From 1907 to 1985, twenty-nine (29) schools played football in the Missouri Valley Conference. The twenty-two (20) teams who won MVC titles or co-championships over the 78 year history were: Tulsa, Nebraska, Iowa, Kansas, Missouri, Iowa State, Oklahoma, Oklahoma A&M, Drake, Washington U (MO), Creighton, Detroit, Houston, Wichita State, North Texas State, Cincinnati, Memphis State, Louisville, West Texas State and New Mexico State. Eight (9) schools that fielded teams over the years in The Valley, but never won a title in football were: Indiana State, Southern Illinois, Kansas State, St. Louis, Illinois State, Grinnell, Washburn, Butler and Bradley.
- In 1985, the Gateway Football Conference was created. Future Missouri Valley Conference members, Northern Iowa and Missouri State were among the charter members of the Gateway. Illinois State, Southern Illinois and Indiana State all left the
- In 1986, West Texas State moved on... Today, they are Division II, West Texas A&M competing in the Lone State Conference.

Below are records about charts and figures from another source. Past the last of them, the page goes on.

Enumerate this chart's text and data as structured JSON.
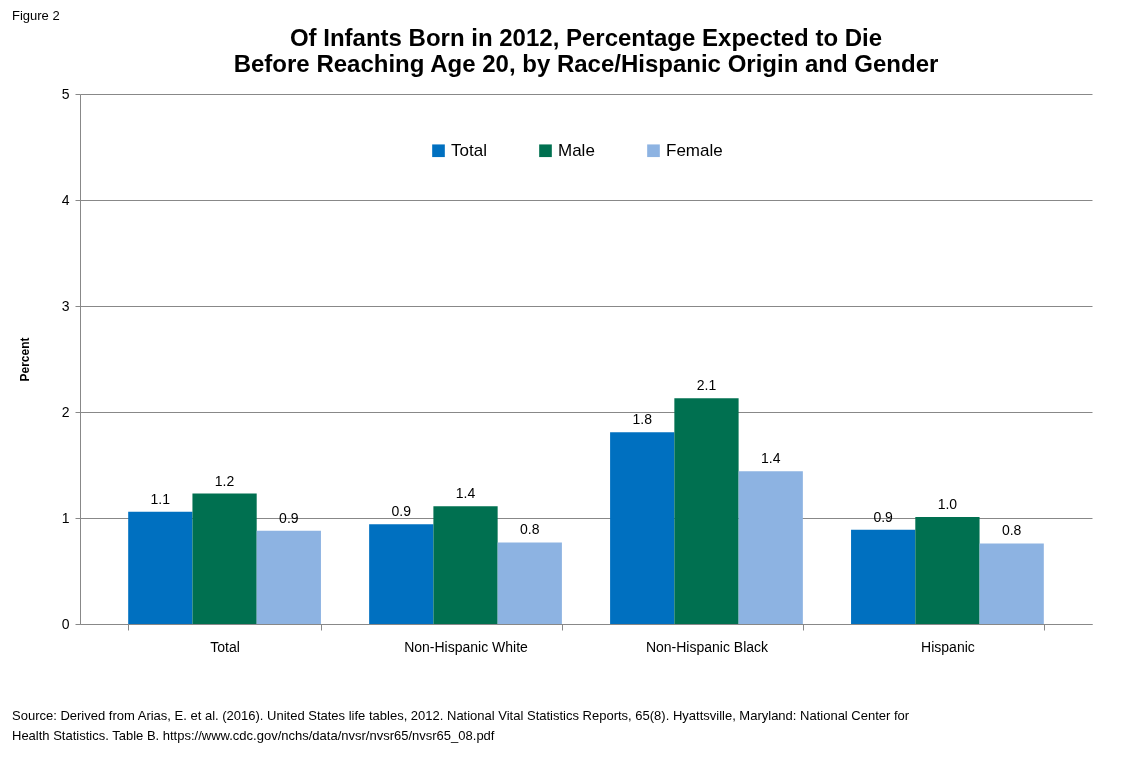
{
  "chart_data": {
    "type": "bar",
    "title": [
      "Of Infants Born in 2012, Percentage Expected to Die",
      "Before Reaching Age 20, by Race/Hispanic Origin and Gender"
    ],
    "ylabel": "Percent",
    "categories": [
      "Total",
      "Non-Hispanic White",
      "Non-Hispanic Black",
      "Hispanic"
    ],
    "series": [
      {
        "name": "Total",
        "color": "#0070c0",
        "values": [
          1.06,
          0.94,
          1.81,
          0.89
        ],
        "value_labels": [
          "1.1",
          "0.9",
          "1.8",
          "0.9"
        ]
      },
      {
        "name": "Male",
        "color": "#007050",
        "values": [
          1.23,
          1.11,
          2.13,
          1.01
        ],
        "value_labels": [
          "1.2",
          null,
          "2.1",
          "1.0"
        ]
      },
      {
        "name": "Female",
        "color": "#8db3e2",
        "values": [
          0.88,
          0.77,
          1.44,
          0.76
        ],
        "value_labels": [
          "0.9",
          "0.8",
          "1.4",
          "0.8"
        ]
      }
    ],
    "ylim": [
      0,
      5
    ],
    "yticks": [
      0,
      1,
      2,
      3,
      4,
      5
    ],
    "grid": "y",
    "legend": "top",
    "annotations": [
      {
        "text": "1.4",
        "x": "Non-Hispanic White",
        "y": 1.11
      },
      "Figure 2",
      "Source: Derived from Arias, E. et al. (2016). United States life tables, 2012. National Vital Statistics Reports, 65(8). Hyattsville, Maryland: National Center for Health Statistics. Table B.  https://www.cdc.gov/nchs/data/nvsr/nvsr65/nvsr65_08.pdf"
    ]
  }
}
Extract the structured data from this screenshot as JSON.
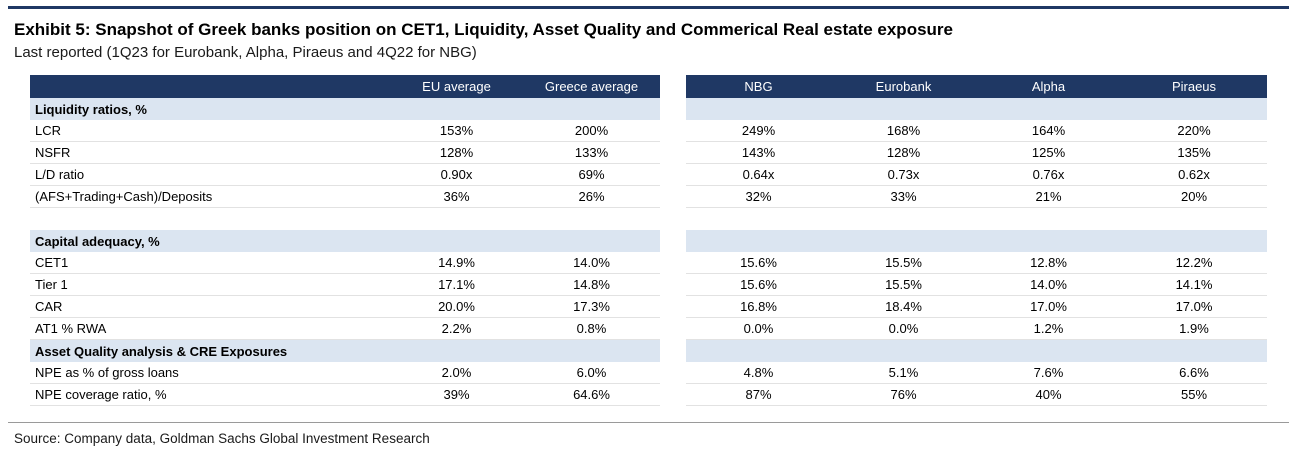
{
  "source_note": "Source: Company data, Goldman Sachs Global Investment Research",
  "colors": {
    "header_bg": "#1f3864",
    "section_bg": "#dbe5f1",
    "rule_color": "#1f3864"
  },
  "chart_data": {
    "type": "table",
    "title": "Exhibit 5: Snapshot of Greek banks position on CET1, Liquidity, Asset Quality and Commerical Real estate exposure",
    "subtitle": "Last reported (1Q23 for Eurobank, Alpha, Piraeus and 4Q22 for NBG)",
    "columns": {
      "left": [
        "EU average",
        "Greece average"
      ],
      "right": [
        "NBG",
        "Eurobank",
        "Alpha",
        "Piraeus"
      ]
    },
    "sections": [
      {
        "label": "Liquidity ratios, %",
        "gap_after": true,
        "rows": [
          {
            "label": "LCR",
            "left": [
              "153%",
              "200%"
            ],
            "right": [
              "249%",
              "168%",
              "164%",
              "220%"
            ]
          },
          {
            "label": "NSFR",
            "left": [
              "128%",
              "133%"
            ],
            "right": [
              "143%",
              "128%",
              "125%",
              "135%"
            ]
          },
          {
            "label": "L/D ratio",
            "left": [
              "0.90x",
              "69%"
            ],
            "right": [
              "0.64x",
              "0.73x",
              "0.76x",
              "0.62x"
            ]
          },
          {
            "label": "(AFS+Trading+Cash)/Deposits",
            "left": [
              "36%",
              "26%"
            ],
            "right": [
              "32%",
              "33%",
              "21%",
              "20%"
            ]
          }
        ]
      },
      {
        "label": "Capital adequacy, %",
        "gap_after": false,
        "rows": [
          {
            "label": "CET1",
            "left": [
              "14.9%",
              "14.0%"
            ],
            "right": [
              "15.6%",
              "15.5%",
              "12.8%",
              "12.2%"
            ]
          },
          {
            "label": "Tier 1",
            "left": [
              "17.1%",
              "14.8%"
            ],
            "right": [
              "15.6%",
              "15.5%",
              "14.0%",
              "14.1%"
            ]
          },
          {
            "label": "CAR",
            "left": [
              "20.0%",
              "17.3%"
            ],
            "right": [
              "16.8%",
              "18.4%",
              "17.0%",
              "17.0%"
            ]
          },
          {
            "label": "AT1 % RWA",
            "left": [
              "2.2%",
              "0.8%"
            ],
            "right": [
              "0.0%",
              "0.0%",
              "1.2%",
              "1.9%"
            ]
          }
        ]
      },
      {
        "label": "Asset Quality analysis & CRE Exposures",
        "gap_after": false,
        "rows": [
          {
            "label": "NPE as % of gross loans",
            "left": [
              "2.0%",
              "6.0%"
            ],
            "right": [
              "4.8%",
              "5.1%",
              "7.6%",
              "6.6%"
            ]
          },
          {
            "label": "NPE coverage ratio, %",
            "left": [
              "39%",
              "64.6%"
            ],
            "right": [
              "87%",
              "76%",
              "40%",
              "55%"
            ]
          }
        ]
      }
    ]
  }
}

- Tulsa moved on after finishing as the MVC's all-time leader in football... Today, Tulsa is a member of Conference USA, along with former MVC members Memphis and Houston.
The Missouri Valley Conference has a rich history. Again, though in name only, college football will ring again in the "Missouri Valley", with the newly named: Missouri Valley Football Conference. It will be interesting to see if this leads to any expansion or shift in the Missouri Valley Conference for other sports?